Jan 14, 2013

Reflections on youthful melodies.

"Jesus put this song in my heart,
He turned my life around.
He gave me a treasure,
the life of a servant."

"Jesus put this song in my heart,
a joyful melody.
He gave me a treasure,
the life of a servant."

     My kids picked up on this song the last time there were at Babu and Gogo's house.  My ears are familiar with it.  I think I remember it from my childhood.

     Though upon first hearing/glance, the song seems pretty cheesy, these words have so challenged me this week and, for several days, have become the meditation and prayer of my heart.

     He gave us this treasure: the life of being a servant.  And such a treasure it is, that it brings joy to the heart.  I feel like if there is a going to be a theme to my life's relationship with my Savior, this might be it. (Well, one of them...there are a few building.) Finding true life and joy in giving my life away.

     Though I often hear talk of  "making sure that I am taking care of myself" and that I "can't take care of others until I take care of myself", I'm not quite sure how to process these ideas.  I don't think that people who say these things are bad!  I am just trying to think about it.  Yes, surely, we have limits.  We cannot go without any sleep, and we definitely have unique things that we find refreshing to our souls.  With this I have no disagreement.  And I often do some of those very things that I find refreshing.
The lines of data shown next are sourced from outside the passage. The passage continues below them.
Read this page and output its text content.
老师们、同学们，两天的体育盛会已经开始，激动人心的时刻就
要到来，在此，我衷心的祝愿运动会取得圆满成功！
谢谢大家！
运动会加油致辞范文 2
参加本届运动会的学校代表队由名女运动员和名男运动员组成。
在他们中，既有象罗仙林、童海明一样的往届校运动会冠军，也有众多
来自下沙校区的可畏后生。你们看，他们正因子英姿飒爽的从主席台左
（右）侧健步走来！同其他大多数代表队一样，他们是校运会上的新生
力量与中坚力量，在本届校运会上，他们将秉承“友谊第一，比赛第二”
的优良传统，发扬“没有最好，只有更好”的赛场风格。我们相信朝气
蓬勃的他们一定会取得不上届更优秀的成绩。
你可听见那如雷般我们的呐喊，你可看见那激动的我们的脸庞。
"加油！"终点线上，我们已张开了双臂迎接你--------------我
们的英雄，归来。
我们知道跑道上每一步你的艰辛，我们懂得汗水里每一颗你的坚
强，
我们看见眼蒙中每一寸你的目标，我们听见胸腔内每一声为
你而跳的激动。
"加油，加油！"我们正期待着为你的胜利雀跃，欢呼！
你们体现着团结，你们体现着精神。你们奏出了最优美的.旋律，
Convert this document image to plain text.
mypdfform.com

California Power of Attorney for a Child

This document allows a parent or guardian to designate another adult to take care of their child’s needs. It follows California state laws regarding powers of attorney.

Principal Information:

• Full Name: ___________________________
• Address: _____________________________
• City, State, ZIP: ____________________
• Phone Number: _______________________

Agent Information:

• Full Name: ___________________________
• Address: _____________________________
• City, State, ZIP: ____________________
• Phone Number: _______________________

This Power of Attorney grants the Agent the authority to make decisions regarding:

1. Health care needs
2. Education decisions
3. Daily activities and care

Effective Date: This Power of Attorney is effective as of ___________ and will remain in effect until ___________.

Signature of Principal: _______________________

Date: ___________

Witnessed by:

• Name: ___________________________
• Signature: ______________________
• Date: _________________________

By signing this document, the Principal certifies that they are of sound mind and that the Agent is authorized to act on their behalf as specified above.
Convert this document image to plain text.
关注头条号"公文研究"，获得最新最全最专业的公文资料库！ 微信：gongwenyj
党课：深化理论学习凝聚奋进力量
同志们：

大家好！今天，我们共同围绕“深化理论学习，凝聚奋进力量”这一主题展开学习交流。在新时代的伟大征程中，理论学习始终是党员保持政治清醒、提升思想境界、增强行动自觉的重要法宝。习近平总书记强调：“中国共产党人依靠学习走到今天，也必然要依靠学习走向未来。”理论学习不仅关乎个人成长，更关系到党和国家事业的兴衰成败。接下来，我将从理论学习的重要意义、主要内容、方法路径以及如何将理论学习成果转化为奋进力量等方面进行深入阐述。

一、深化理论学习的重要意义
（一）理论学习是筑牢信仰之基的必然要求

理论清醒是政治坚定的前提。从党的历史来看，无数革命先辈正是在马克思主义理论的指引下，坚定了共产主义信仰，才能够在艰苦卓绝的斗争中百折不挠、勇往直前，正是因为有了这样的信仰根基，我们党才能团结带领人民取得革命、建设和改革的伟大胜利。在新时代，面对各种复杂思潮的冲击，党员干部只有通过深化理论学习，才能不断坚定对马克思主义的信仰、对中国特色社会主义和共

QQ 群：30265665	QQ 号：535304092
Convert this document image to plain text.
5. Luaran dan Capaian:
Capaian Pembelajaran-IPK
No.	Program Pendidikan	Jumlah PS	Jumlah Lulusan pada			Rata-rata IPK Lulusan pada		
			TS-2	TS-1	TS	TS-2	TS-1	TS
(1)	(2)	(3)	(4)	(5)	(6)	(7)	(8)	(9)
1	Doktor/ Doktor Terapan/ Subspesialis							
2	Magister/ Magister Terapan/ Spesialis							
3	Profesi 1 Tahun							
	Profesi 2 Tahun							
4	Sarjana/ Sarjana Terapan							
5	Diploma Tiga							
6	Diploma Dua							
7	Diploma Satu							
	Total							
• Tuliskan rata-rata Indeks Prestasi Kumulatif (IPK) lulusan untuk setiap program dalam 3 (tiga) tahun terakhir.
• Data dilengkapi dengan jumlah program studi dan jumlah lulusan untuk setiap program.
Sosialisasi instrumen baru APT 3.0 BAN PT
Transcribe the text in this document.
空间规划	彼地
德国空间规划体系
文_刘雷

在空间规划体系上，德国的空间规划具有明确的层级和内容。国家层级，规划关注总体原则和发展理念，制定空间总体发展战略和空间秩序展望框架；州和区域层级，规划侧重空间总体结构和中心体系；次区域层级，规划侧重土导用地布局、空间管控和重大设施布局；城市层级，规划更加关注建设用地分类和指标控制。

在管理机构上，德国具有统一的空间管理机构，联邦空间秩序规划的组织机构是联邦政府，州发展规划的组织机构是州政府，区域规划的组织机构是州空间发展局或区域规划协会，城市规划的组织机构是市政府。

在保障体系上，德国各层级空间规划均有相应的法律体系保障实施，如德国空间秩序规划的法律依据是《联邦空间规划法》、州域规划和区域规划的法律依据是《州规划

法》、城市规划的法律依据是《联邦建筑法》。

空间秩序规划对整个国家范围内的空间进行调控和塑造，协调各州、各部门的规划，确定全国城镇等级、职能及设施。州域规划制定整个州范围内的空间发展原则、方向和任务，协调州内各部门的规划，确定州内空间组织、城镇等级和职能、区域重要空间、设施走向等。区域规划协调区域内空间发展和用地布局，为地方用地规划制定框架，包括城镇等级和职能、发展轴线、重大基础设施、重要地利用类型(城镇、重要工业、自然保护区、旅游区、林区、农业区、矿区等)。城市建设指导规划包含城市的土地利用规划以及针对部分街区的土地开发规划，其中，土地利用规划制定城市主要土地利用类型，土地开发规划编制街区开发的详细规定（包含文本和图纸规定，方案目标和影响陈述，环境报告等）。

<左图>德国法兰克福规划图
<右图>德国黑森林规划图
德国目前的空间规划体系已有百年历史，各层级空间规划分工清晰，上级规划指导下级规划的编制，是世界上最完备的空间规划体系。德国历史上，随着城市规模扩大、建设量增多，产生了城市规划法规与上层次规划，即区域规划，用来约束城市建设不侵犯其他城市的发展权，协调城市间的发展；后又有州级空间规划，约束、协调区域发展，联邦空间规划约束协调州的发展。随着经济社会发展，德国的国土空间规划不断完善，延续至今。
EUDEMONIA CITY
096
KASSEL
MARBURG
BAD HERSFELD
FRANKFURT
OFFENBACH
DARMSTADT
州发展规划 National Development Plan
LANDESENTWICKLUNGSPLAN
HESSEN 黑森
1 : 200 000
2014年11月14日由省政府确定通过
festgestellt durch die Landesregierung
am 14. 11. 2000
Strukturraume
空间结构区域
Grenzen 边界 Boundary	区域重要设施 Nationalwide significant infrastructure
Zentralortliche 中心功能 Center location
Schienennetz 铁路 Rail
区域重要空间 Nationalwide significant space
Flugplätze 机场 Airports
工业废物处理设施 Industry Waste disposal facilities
     But....as my body goes further and longer into this life, I am finding another kind of refreshment.  One that is not founded in "getting what I need", but in surrender.  He has given me countless joys in the midst of choosing to engage in someone else's agenda.  It is not just a token snippet of joy to tide me over until I can really "do something for myself".  (This is what my, and many others', I think, idea of joy in sacrifice often is.) Rather, it is a deep, soul-refreshing joy (the idea of waters rushing over me comes into my mind) that comes out of the change of my heart.  Not a snippet, but a something new and permanent.  Or at least semi-permanent. Still trying to figure it out.  Certainly, I often don't live in this frame of mind and find myself repenting again, but there is still something in me that has been changed as a result of this kind of joy.

     And when I think about what the Bible says, I can't seem to find much about "taking care of my own needs."  I actually see the opposite quite often.  Lose your life, then you'll find it.  Consider others needs more important than your own.  Many, many more. 

     I feel like I only have partial words to describe this, because I am yet so limited in my comprehension of it all.  But it is clear that it is a theme that God has placed upon my life.  And I am eager for Him to reveal more.  I am not saying that one wouldn't do well to think about boundaries.  It is certainly foolish to rashly commit to everything our busied culture will throw at us.  So I understand the struggle. I feel myself in it, daily.  I think there is great benefit in understanding our limitations.  I just wonder what joy is awaiting me, the more I decide to surrender my life.

     Okay, thanks for going along with me as I processed some of that.

     Here is our kitchen island over the last couple of days:
     I Spy: puzzles still intact from Christmas break, school supplies, Malia's current read, the ongoing chess game that is happening between Daddy and daughters these days, felt squares being cut by big sisters for little sister's birthday tomorrow, a snot rag, and somewhere under the felt I think is a library book.

Aliza was just as much a part of the action as the other girls.  I figure she doesn't know what its all for. :)

I asked Aliza to find a certain color and pass it to me as I sewed them together.

Josie has taken over the weaving loom the last few days.

A new skill is being developed here.


 Any thoughts about the above post are welcome!  Writing it out helps me to understand it better. :)

1 comment:

  1. Nanette8:16 PM

    In our sermon yesterday we were told "Our responsiblity is to empty our cups, not to fill the cup of others". (deny myself, serve, push myself to reach and equip on purpose). Purpose brings unity, purpose begins with relationship (love the Lord, love your neighbor - the great commandment). Just some thoughts from my notes yesterday.